The Manufacturing NAPM Report On Business® is based on data compiled from monthly replies to questions asked of purchasing executives in over 350 industrial companies. Membership of the Business Survey Committee is diversified by Standard Industrial Classification (SIC) category, based on each industry's contribution to Gross Domestic Product (GDP). Twenty industries from various U.S. geographical areas are represented on the committee.
Survey responses reflect the change, if any, in the current month compared to the previous month. For each of the indicators measured (New Orders, Backlog of Orders, New Export Orders, Imports, Production, Supplier Deliveries, Inventories, Employment, and Prices), this report shows the percentage reporting each response, the net difference between the number of responses in the positive economic direction (higher, better, and slower for Supplier Deliveries) and the negative economic direction (lower, worse, and faster for Supplier Deliveries), and the diffusion index. Responses are raw data and are never changed. The diffusion index includes the percent of positive responses plus one-half of those responding the same (considered positive).
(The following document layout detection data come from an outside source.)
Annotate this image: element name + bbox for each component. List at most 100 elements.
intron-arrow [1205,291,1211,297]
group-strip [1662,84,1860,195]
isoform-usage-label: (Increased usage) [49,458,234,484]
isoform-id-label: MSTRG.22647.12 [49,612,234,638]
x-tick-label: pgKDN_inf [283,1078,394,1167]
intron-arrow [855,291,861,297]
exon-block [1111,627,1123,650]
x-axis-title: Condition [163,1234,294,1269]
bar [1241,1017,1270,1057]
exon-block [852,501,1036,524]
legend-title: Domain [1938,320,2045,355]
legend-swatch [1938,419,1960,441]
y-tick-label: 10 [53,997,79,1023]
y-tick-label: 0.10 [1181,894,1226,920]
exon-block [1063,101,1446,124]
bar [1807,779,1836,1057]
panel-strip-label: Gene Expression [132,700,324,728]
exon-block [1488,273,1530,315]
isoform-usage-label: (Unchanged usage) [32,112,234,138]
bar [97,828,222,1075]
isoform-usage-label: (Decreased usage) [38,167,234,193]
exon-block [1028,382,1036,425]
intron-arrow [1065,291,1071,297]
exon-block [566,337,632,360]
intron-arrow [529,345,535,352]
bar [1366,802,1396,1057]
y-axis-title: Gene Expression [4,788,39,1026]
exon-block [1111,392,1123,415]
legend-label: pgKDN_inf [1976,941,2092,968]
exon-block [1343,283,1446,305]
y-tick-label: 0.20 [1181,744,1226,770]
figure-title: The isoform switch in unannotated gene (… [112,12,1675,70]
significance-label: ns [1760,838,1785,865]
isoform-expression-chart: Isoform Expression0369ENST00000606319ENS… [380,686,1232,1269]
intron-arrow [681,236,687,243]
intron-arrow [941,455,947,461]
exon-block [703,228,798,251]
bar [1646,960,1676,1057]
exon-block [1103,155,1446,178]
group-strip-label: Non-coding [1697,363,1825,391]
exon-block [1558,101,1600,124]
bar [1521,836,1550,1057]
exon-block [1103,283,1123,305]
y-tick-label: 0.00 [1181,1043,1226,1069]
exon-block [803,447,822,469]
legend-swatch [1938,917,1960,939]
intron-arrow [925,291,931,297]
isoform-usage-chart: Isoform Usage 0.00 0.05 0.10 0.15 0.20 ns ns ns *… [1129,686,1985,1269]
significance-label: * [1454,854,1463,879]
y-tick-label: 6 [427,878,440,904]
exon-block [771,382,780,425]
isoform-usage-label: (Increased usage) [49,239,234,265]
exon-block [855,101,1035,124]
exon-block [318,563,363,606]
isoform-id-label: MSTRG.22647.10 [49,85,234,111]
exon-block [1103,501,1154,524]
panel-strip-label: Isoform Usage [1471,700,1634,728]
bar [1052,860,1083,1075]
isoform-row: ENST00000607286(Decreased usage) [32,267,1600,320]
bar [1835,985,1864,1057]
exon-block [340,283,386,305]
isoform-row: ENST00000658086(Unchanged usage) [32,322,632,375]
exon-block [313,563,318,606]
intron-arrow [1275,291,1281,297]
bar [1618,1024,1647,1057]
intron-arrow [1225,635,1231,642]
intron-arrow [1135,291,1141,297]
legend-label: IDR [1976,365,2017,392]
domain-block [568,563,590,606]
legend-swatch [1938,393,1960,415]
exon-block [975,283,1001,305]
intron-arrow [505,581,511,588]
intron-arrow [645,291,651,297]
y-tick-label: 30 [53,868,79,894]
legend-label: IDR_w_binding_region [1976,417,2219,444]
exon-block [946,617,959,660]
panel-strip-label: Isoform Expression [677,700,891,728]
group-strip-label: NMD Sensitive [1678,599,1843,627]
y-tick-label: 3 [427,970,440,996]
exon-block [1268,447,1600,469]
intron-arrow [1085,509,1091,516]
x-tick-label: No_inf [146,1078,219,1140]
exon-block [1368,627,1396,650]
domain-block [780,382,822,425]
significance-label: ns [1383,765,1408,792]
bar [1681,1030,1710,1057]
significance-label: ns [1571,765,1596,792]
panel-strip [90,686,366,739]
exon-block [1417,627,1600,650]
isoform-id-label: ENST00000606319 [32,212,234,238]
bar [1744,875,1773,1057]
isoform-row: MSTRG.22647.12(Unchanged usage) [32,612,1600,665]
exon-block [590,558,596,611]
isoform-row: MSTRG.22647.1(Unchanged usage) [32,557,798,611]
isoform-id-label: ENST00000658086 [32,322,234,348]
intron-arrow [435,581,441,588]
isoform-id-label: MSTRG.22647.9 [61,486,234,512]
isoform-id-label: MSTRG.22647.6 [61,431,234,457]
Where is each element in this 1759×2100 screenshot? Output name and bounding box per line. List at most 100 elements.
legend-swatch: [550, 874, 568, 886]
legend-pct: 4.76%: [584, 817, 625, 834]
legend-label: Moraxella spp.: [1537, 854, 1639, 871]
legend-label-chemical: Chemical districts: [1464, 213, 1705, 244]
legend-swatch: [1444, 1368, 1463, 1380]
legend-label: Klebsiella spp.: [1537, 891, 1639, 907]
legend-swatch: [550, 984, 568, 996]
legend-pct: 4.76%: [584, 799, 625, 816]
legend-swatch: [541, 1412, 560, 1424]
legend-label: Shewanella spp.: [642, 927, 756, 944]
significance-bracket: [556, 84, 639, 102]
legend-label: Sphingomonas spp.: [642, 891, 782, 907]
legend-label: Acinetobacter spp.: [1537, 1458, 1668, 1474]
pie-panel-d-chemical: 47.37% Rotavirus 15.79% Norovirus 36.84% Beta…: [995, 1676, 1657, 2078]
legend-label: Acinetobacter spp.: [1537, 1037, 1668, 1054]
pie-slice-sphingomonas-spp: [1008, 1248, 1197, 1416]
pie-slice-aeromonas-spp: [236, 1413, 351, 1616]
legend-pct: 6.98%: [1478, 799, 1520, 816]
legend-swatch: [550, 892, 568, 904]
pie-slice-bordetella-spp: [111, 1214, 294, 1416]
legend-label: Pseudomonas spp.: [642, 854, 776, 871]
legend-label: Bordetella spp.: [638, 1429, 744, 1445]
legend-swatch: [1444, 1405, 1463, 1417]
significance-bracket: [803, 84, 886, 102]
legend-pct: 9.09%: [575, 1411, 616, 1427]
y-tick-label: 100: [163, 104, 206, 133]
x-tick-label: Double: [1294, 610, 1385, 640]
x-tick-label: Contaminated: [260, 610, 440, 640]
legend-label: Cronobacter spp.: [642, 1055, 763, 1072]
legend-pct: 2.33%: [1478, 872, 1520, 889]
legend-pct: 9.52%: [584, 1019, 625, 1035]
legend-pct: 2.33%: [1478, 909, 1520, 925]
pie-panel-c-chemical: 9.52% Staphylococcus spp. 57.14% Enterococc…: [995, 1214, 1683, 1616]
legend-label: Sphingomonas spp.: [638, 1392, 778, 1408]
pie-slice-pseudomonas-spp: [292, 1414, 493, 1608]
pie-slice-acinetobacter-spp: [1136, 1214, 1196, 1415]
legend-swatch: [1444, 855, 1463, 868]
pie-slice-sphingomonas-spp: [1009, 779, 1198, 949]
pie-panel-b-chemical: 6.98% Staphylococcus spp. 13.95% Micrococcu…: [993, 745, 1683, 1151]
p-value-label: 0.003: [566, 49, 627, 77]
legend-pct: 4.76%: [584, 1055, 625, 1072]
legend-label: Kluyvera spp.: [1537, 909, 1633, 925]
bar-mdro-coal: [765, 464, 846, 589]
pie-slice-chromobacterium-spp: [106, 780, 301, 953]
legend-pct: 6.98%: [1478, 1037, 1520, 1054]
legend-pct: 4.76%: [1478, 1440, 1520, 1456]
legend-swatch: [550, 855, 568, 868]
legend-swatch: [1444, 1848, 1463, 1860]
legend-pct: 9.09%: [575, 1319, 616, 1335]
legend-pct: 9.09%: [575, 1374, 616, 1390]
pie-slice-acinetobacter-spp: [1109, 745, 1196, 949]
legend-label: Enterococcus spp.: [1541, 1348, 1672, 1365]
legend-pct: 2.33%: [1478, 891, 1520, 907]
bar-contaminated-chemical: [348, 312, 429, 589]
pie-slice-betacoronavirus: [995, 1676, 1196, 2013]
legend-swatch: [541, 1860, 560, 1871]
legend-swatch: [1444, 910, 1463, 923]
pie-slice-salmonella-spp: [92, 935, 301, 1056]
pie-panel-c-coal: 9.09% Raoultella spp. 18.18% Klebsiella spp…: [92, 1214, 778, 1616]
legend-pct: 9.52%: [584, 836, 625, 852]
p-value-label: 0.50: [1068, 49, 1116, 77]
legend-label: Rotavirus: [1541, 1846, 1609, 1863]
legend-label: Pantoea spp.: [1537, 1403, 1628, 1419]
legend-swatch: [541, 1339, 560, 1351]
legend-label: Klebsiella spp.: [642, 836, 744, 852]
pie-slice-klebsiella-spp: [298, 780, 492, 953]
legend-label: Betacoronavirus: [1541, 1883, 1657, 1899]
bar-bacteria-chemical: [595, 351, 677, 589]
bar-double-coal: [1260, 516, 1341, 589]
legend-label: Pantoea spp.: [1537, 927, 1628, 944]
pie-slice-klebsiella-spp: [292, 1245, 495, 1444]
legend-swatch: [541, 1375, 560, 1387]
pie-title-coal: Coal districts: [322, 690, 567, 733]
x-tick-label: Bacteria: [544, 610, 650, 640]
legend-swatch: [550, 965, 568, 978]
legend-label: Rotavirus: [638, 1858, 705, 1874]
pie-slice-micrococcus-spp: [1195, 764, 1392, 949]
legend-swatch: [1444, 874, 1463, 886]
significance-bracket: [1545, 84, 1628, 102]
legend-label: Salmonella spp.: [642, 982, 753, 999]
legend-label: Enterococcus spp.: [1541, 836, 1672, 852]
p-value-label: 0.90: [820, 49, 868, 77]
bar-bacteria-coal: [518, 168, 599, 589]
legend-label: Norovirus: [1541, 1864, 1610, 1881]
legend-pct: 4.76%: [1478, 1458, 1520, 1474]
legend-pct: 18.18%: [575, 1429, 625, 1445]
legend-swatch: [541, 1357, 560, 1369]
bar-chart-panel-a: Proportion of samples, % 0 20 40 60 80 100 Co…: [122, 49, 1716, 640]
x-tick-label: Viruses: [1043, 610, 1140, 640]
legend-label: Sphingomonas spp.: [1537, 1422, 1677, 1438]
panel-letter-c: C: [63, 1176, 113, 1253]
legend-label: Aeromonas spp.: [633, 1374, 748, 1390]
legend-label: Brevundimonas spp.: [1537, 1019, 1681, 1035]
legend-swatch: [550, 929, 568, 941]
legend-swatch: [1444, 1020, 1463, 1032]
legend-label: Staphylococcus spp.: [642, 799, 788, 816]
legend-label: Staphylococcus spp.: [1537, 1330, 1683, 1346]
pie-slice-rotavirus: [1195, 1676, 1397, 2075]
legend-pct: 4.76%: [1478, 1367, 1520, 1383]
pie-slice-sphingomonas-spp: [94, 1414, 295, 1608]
The resulting single index number is then seasonally adjusted to allow for the effects of repetitive intrayear variations resulting primarily from normal differences in weather conditions, various institutional arrangements, and differences attributable to nonmoveable holidays. All seasonal adjustment factors are supplied by the U.S. Department of Commerce and are subject annually to relatively minor changes when conditions warrant them. The PMI is a composite index based on the seasonally adjusted diffusion indices for five of the indicators (New Orders, Production, Supplier Deliveries, Inventories, and Employment) with varying weights.
Diffusion indices have the properties of leading indicators and are convenient summary measures showing the prevailing direction of change and the scope of change. A PMI reading above 50 percent indicates that the manufacturing economy is generally expanding; below 50 percent that it is generally declining. A PMI over 43.5 percent, over a period of time, indicates that the overall economy, or Gross Domestic Product (GDP), is generally expanding, below 43.5 percent, that it is generally declining. The distance from 50 percent or 43.5 percent is indicative of the strength of the expansion or decline. With some of the indicators within this report, NAPM has indicated the departure point between expansion and decline of comparable government series, as determined by regression analysis.
Responses to Buying Policy reflect the percent reporting the current month's leadtime, the approximate weighted number of days ahead for which commitments are made for Production Materials, Capital Expenditures, and Maintenance, Repair, and Operating (MRO) Supplies, expressed as hand-to-mouth (five days), 30 days, 60 days, 90 days, six months (180 days), a year or more (360 days), and the weighted average number of days. These responses are raw data, never revised, and not seasonally adjusted since there is no significant seasonal pattern.
The Manufacturing NAPM Report On Business® is published monthly by the National Association of Purchasing Management, the largest purchasing and supply management research and education organization in the United States. NAPM is comprised of 180 affiliates with more than 44,000 members in the United States and Puerto Rico. The report has been issued by the association since 1931.
The full text version of the Manufacturing NAPM Report On Business® is posted on NAPM's Web site at www.ism.ws on the first business day of every month after 10:10 a.m. (EST).
The next Manufacturing NAPM Report On Business® featuring the February 1999 data will be released at 10:00 a.m. (EST) on March 1, 1999.